While Twitter has thus far refused to comment publicly on Murphy’s case, it has, in a move some might see as perverse, filed a unique US legal motion meant to protect the right to free speech, in an attempt to get Murphy’s case thrown out. She is currently waiting for a court to rule on whether or not her claim can proceed.
Murphy has genuine sympathy for those suffering from gender dysphoria (the belief they have been born the wrong sex)m but it is outweighed by her concern that trans activists’ increasingly rapacious demands, particularly in the name of trans-women, many of whom, it is believed, opt to retain their male anatomy, will have potentially devastating consequences for women and children in a plethora of areas from professional sports to domestic violence provision.
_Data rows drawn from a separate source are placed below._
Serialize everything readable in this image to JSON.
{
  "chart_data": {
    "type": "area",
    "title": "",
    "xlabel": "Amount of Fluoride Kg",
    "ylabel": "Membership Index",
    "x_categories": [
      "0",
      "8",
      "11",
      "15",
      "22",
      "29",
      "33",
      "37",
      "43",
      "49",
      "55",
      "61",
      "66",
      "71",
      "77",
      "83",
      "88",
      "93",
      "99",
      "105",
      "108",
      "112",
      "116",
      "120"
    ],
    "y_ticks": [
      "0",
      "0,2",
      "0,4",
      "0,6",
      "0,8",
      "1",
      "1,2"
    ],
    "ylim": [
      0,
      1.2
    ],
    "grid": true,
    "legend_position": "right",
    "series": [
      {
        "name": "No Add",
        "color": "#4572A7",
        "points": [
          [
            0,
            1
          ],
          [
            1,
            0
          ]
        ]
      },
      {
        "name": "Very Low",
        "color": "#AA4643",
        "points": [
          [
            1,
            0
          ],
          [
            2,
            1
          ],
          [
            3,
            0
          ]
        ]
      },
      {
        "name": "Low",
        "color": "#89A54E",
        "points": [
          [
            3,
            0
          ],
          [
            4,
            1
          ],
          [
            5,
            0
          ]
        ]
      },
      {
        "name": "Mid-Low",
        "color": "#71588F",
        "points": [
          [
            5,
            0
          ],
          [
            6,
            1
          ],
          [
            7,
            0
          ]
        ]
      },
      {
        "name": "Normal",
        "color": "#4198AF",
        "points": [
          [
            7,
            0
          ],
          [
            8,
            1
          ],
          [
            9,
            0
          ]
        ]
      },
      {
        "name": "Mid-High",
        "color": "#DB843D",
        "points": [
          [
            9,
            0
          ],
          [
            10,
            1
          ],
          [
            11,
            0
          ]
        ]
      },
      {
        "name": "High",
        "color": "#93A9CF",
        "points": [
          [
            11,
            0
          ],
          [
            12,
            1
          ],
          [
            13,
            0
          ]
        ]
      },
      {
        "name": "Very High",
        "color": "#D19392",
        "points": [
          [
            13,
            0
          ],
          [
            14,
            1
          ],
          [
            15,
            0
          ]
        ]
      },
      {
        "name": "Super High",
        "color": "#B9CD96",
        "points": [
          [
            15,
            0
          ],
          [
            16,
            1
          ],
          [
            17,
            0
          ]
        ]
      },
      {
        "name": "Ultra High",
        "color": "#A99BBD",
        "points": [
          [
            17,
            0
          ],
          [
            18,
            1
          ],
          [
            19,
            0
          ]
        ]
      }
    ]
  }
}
In Vancouver, she points out, a women’s rape shelter which denied services to trans-women was deemed “transphobic” by local politicians, who subsequently voted to cut its government subsidies. “Women who are escaping male violence need somewhere to go,” Murphy says. “And these places are going to lose funding unless they cave [to the demands of trans activists].” It is for erstwhile uncontroversial statements such as these that Murphy has attracted such opprobrium.
Despite her public aura of bravado, Murphy admits the incessant harassment has taken its toll. In Canada she has lost friends who are afraid to associate with her for fear of damaging their ‘woke’ credentials, received obscene telephone calls, and even been reported to the police for alleged transphobia. “They obviously thought it was silly,” she says, but nevertheless a policeman warned her to “be careful”.
“I’m scared for my safety,” Murphy confesses. “Lots of women are. I know people who’ve lost their jobs over this. Women are being silenced.”
That may sound like hyperbole but on Monday’s panel, Murphy spoke alongside British tax expert Maya Forstater, who in March became the first person in the UK to be fired for publicly stating that trans-women are not women and has now launched employment tribunal proceedings against the Centre for Global Development, her former employer. CGD said it could not discuss staffing matters, but all staff “are expected to uphold our respectful workplace policy”.
Equally telling is the fact that details of the panel’s location, organised by lobby group Woman’s Place UK, weren’t released to the 500 ticket-holders until just hours before the event was due to start. In the past, venues across the UK who have hosted the group’s discussions have been subjected to such virulent harassment from trans activists that they have been forced to cancel them altogether.
It’s the same story in Vancouver, where a January talk hosted by Murphy on the topic of transgender children – many of whom it is claimed are being given off-label hormone treatments, causing sterilisation and other dangerous side effects – was swarmed by 200 protestors. “We have to hire bodyguards and security and bring the cops so that we can have a conversation,” she says, in disbelief.
If anything, such persecution has only emboldened women concerned about what they see as trans activists’ creeping penetration of their spaces – from Girl Guides sleepovers to gym changing rooms – to speak up. “I’ve talked to lots of people everywhere and most people don’t buy into this,” she says. “And I think even a lot of the people who publicly say they do don’t buy into it.”
As Monday night’s event drew to a close and the panellists – which also included feminist writer Julie Bindel and academic Selina Todd – took questions from the audience, someone asked whether they could each recommend some further reading. Murphy, the last to answer, paused to consider her own experiences before replying simply: 1984.